(New York) – The Malaysian government should end rights-violating and discriminatory government policies that vilify members of Malaysia’s lesbian, gay, bisexual, and transgender (LGBT) community, Human Rights Watch said today in a letter to Prime Minister Datuk Seri Najib Tun Razak.
Malaysian law, policies, and practices violate the internationally protected rights of LGBT people. In July 2012, Najib made public statements against the LGBT community that facilitate discriminatory activities by government and police officials.
“Prime Minister Najib’s claims to promote diversity in Malaysia ring hollow when he publicly calls for discrimination against the LGBT community,” said Phil Robertson, deputy Asia director. “And Najib’s actions against LGBT people are a glaring contradiction to his self-proclaimed profile as a ‘global moderate’ leader.”

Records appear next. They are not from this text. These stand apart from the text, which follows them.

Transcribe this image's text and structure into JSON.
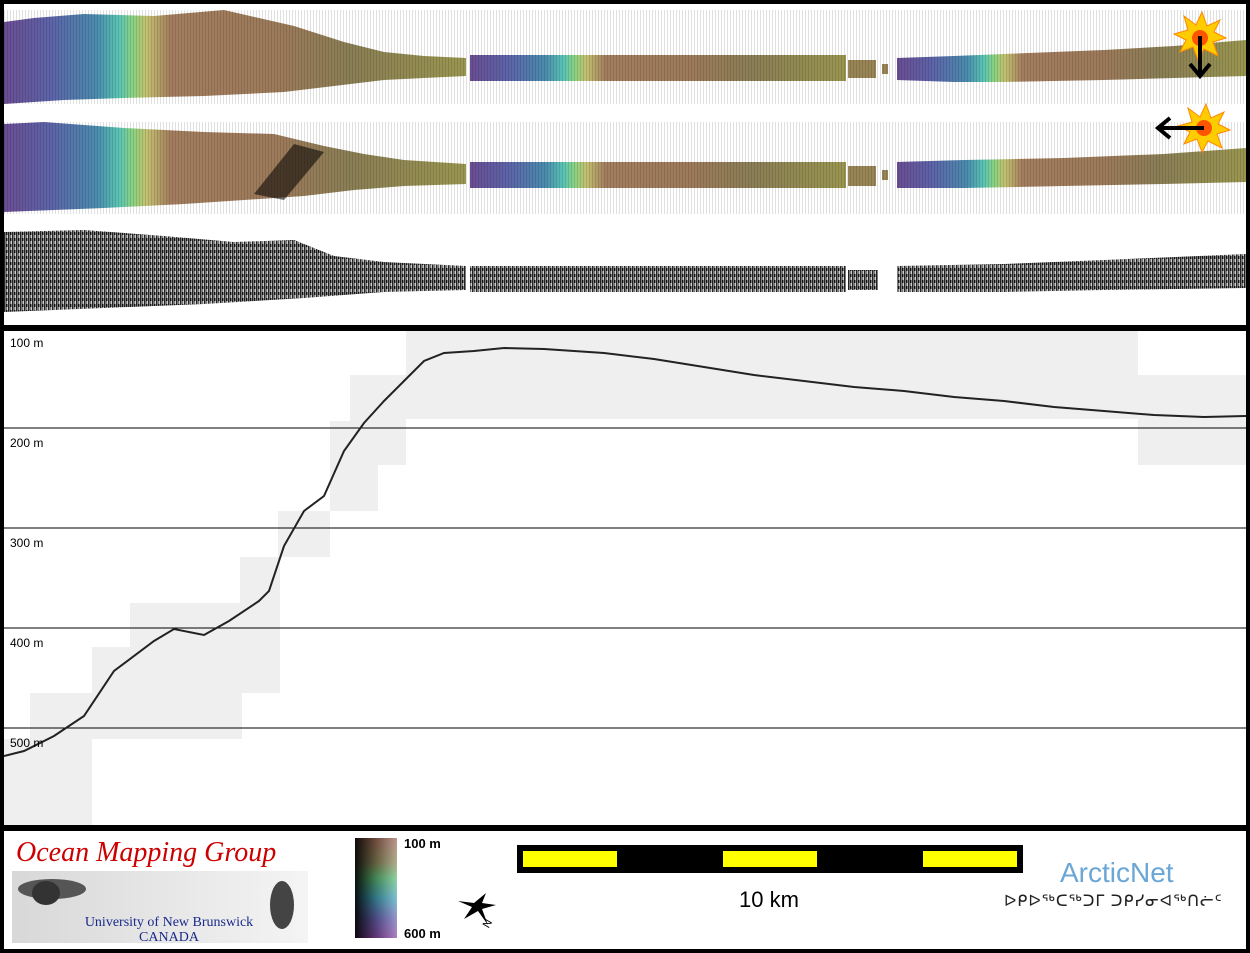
{
  "depth_profile": {
    "depth_labels": [
      "100 m",
      "200 m",
      "300 m",
      "400 m",
      "500 m"
    ]
  },
  "legend": {
    "organization": "Ocean Mapping Group",
    "university_line1": "University of New Brunswick",
    "university_line2": "CANADA",
    "colorbar_top": "100 m",
    "colorbar_bottom": "600 m",
    "scale_label": "10 km",
    "partner": "ArcticNet",
    "partner_syllabics": "ᐅᑭᐅᖅᑕᖅᑐᒥ ᑐᑭᓯᓂᐊᖅᑎᓖᑦ",
    "north_label": "N"
  },
  "colors": {
    "scale_yellow": "#ffff00",
    "title_red": "#cc0000",
    "arctic_blue": "#6aa6d6"
  }
}
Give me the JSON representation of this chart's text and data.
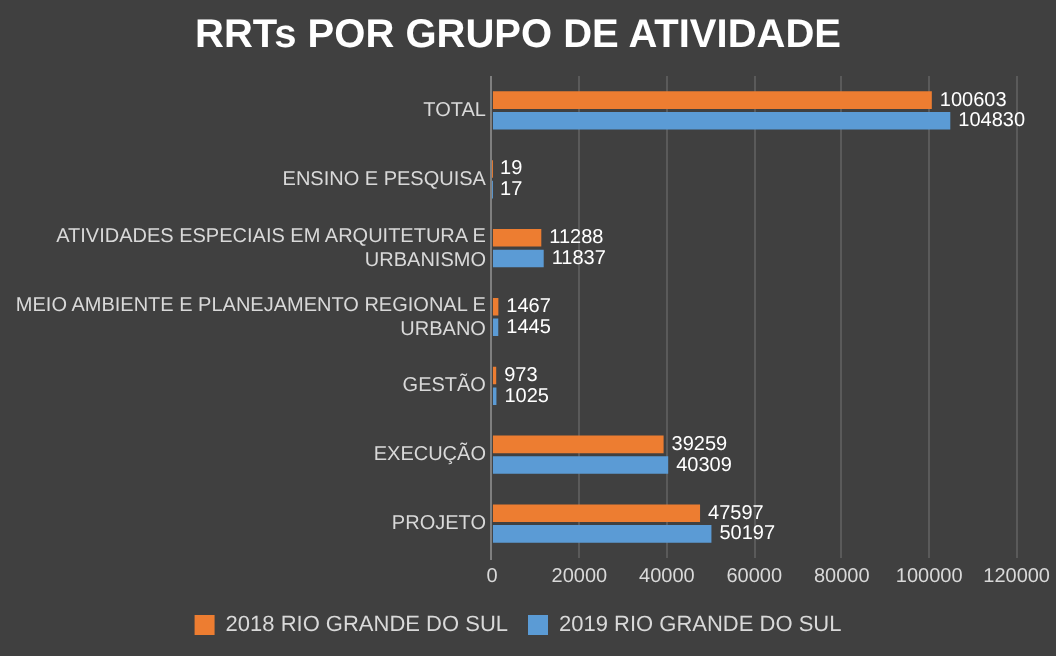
{
  "chart_data": {
    "type": "bar",
    "title": "RRTs POR GRUPO DE ATIVIDADE",
    "orientation": "horizontal",
    "categories": [
      "TOTAL",
      "ENSINO E PESQUISA",
      "ATIVIDADES ESPECIAIS EM ARQUITETURA E URBANISMO",
      "MEIO AMBIENTE E PLANEJAMENTO REGIONAL E URBANO",
      "GESTÃO",
      "EXECUÇÃO",
      "PROJETO"
    ],
    "series": [
      {
        "name": "2018 RIO GRANDE DO SUL",
        "color": "#ed7d31",
        "values": [
          100603,
          19,
          11288,
          1467,
          973,
          39259,
          47597
        ]
      },
      {
        "name": "2019 RIO GRANDE DO SUL",
        "color": "#5b9bd5",
        "values": [
          104830,
          17,
          11837,
          1445,
          1025,
          40309,
          50197
        ]
      }
    ],
    "xlim": [
      0,
      120000
    ],
    "xticks": [
      0,
      20000,
      40000,
      60000,
      80000,
      100000,
      120000
    ],
    "grid": "x",
    "legend": "bottom",
    "data_labels": true
  }
}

In two speeches in 2012, Najib singled out the LGBT community as a threatening “deviant culture,” and said that such deviance was to have no place in a Malaysia under his leadership. The first speech was in June at the launch of a book of Najib’s collected speeches and messages, The Agenda of Islam in National Transformation, and the other in July to 11,000 imams and mosque members.
Government actions and policies against the LGBT community in Malaysia include: the government shutdown of the November 2011 Seksualiti Merdeka (Sexual Diversity) Festival; a government program to train volunteers to “convert gays”; and the public recommendation by Deputy Education Minister Dr. Mohd Puad Zarkashi that educating parents to recognize “symptoms” of gay or lesbian orientation could be effective in fighting increase of this “unhealthy phenomenon among students.”
The government should also act to repeal laws criminalizing homosexual relations between consenting adults such as article 377 of the Malaysian Penal Code on “carnal intercourse against the order of nature,” and replace the provision on non-consensual relations with a gender-neutral rape law. Revoking section 377 would free Malaysia’s legal system from a colonial past and historical prejudices.